I'm working on a project with an existing cassandra database. The schema looks like this:

partition key (big int) clustering key1 (timestamp) data (text)
1 2021-03-10 11:54:00.000 {a:"somedata", b:2, ...}

My question is: Is there any advantage storing data in a json string? Will it save some space?

Until now I discovered disadvantages only:

  • You cannot (easily) add/drop columns at runtime, since the application could override the json string column.
  • Parsing the json string is currently the bottleneck regarding performance.

No, there is no real advantage to storing JSON as string in Cassandra unless the underlying data in the JSON is really schema-less. It will also not save space but in fact use more because each item has to have a key+value instead of just storing the value.

If you can, I would recommend mapping the keys to CQL columns so you can store the values natively and accessing the data is more flexible. Cheers!

Erick is spot-on-correct with his answer.

The only thing I'd add, would be that storing JSON blobs in a single column makes updates (even more) problematic. If you update a single JSON property, the whole column gets rewritten. Also the original JSON blob is still there ...just "obsoleted" until compaction runs. The only time that storing a JSON blob in a single column makes any sense, is if the properties don't change.

And I agree, mapping the keys to CQL columns is a much better option.

I don't disagree with the excellent and already accepted answer by @erick-ramirez.

However there is often a good case to be made for using frozen UDTs instead of separate columns for related data that is only ever going to be set and retrieved at the same time and will not be specifically filtered as part of your query.

The "frozen" part is important as it means less work for cassandra but does mean that you rewrite the whole value each update.

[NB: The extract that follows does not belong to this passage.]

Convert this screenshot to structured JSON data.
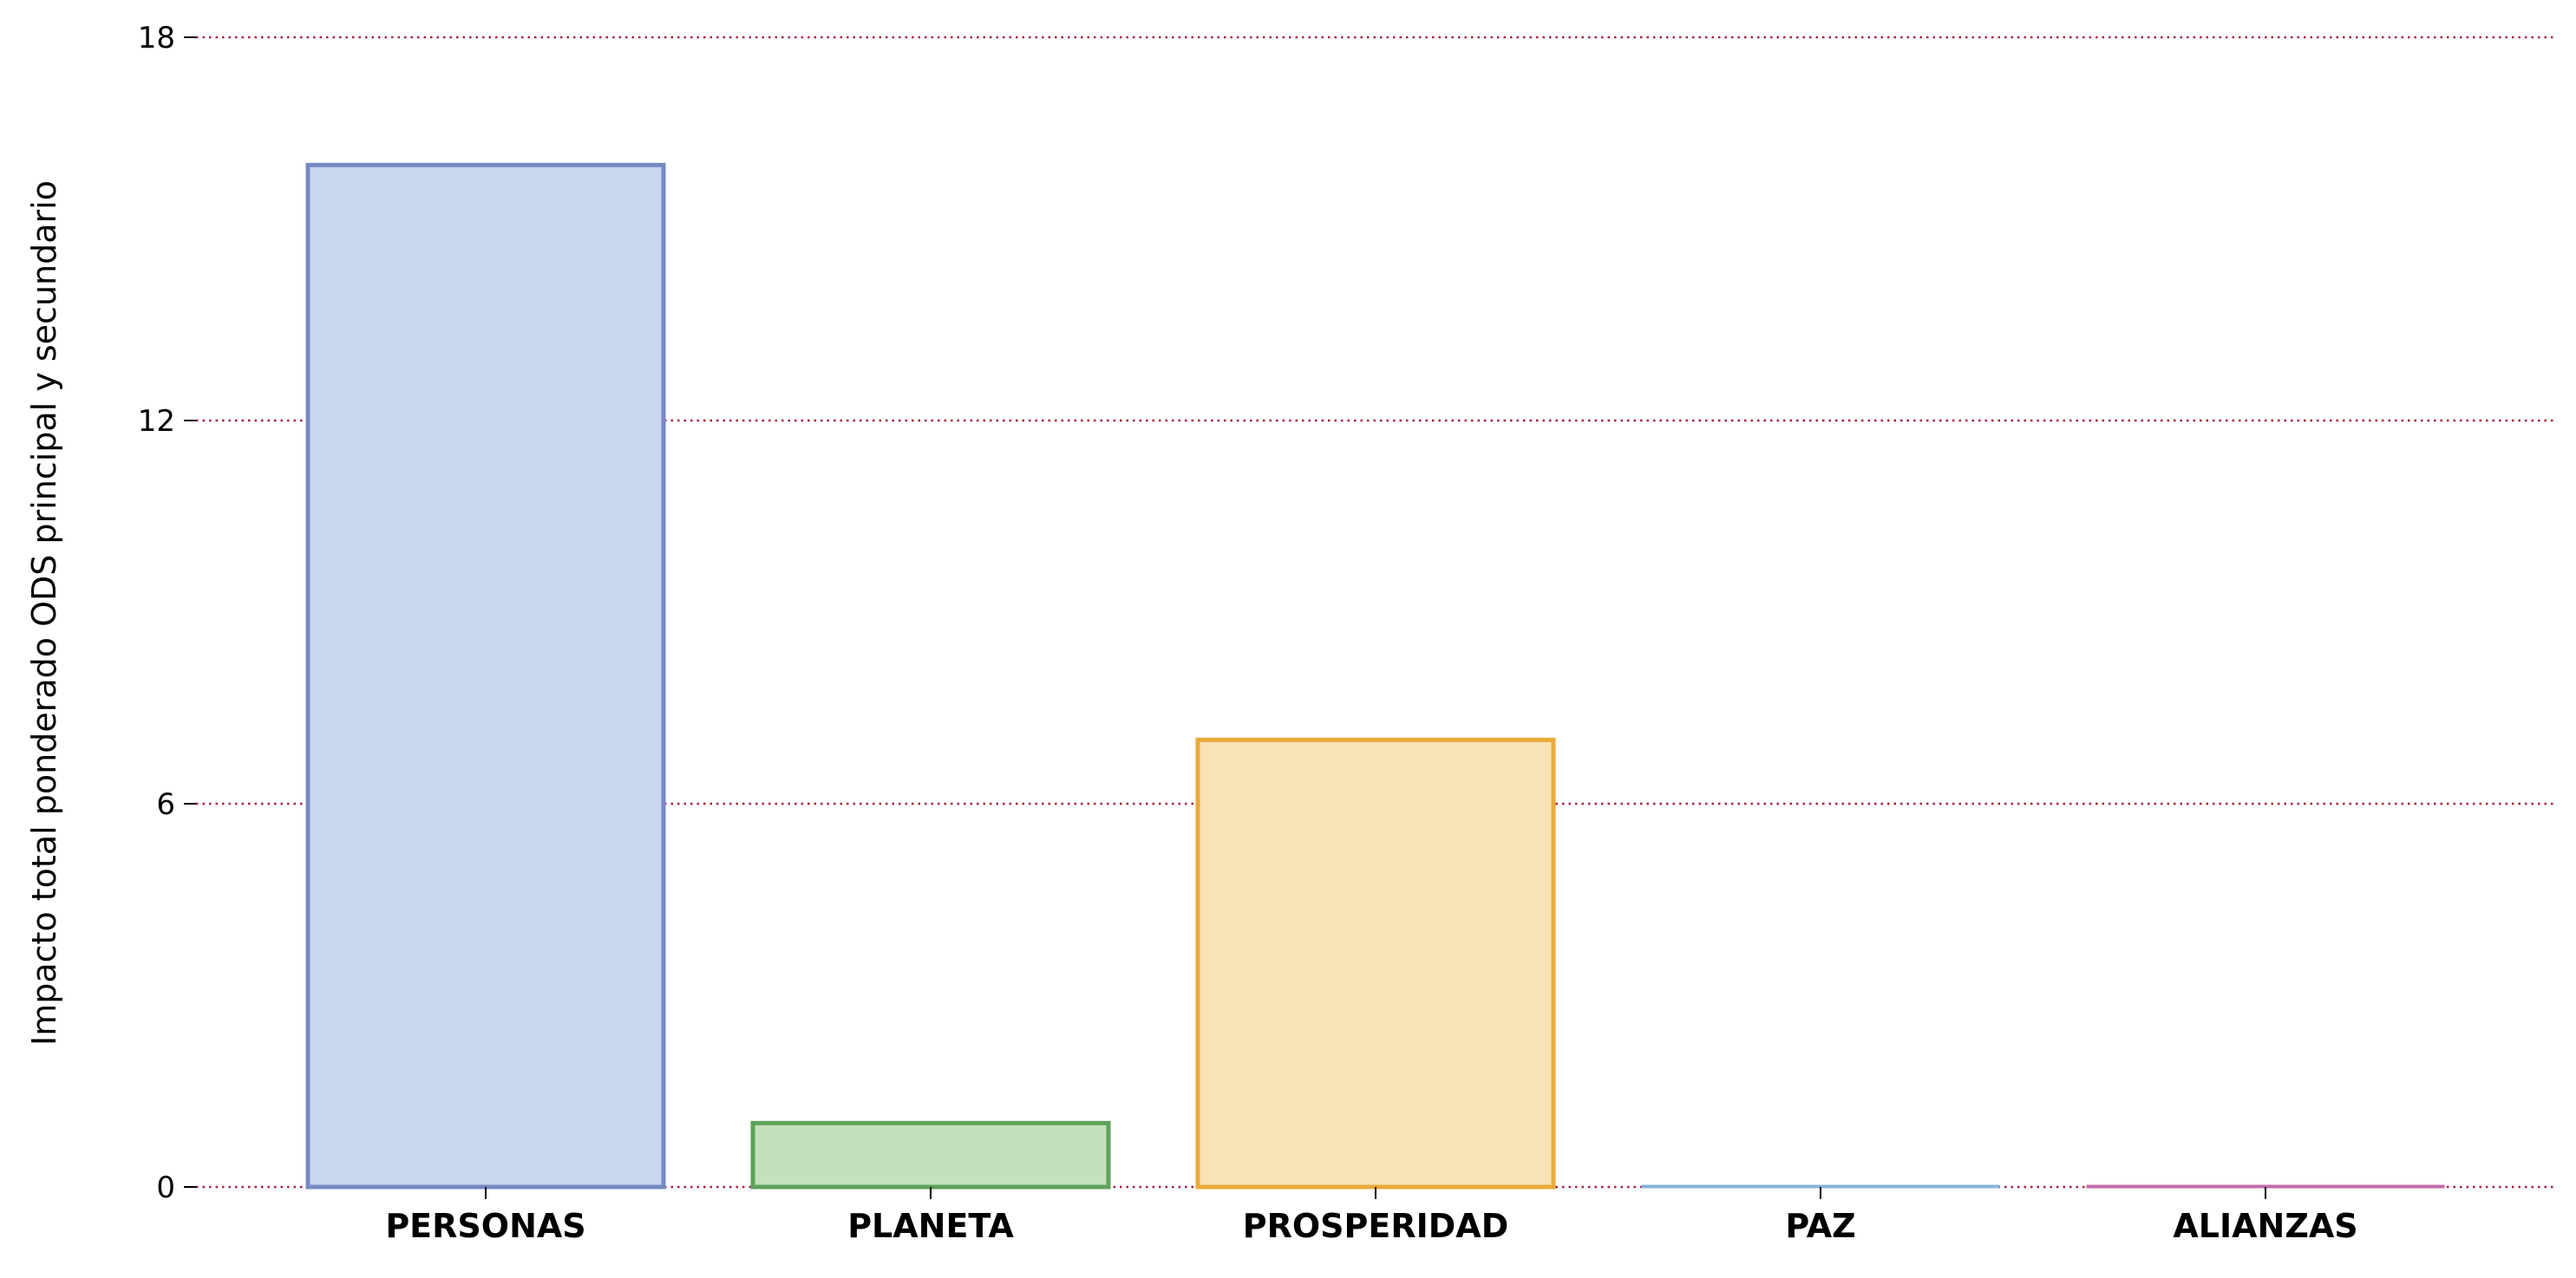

This can have a large performance boost over a large number of columns. The nice ScyllaDB people have a great post on that:

If You Care About Performance, Employ User Defined Types

(I know Scylla DB is not exactly Cassandra but I've seen multiple articles that say the same thing about Cassandra)

One downside is that you add work to the application layer and sometimes mapping complex UDTs to your Java types will be interesting.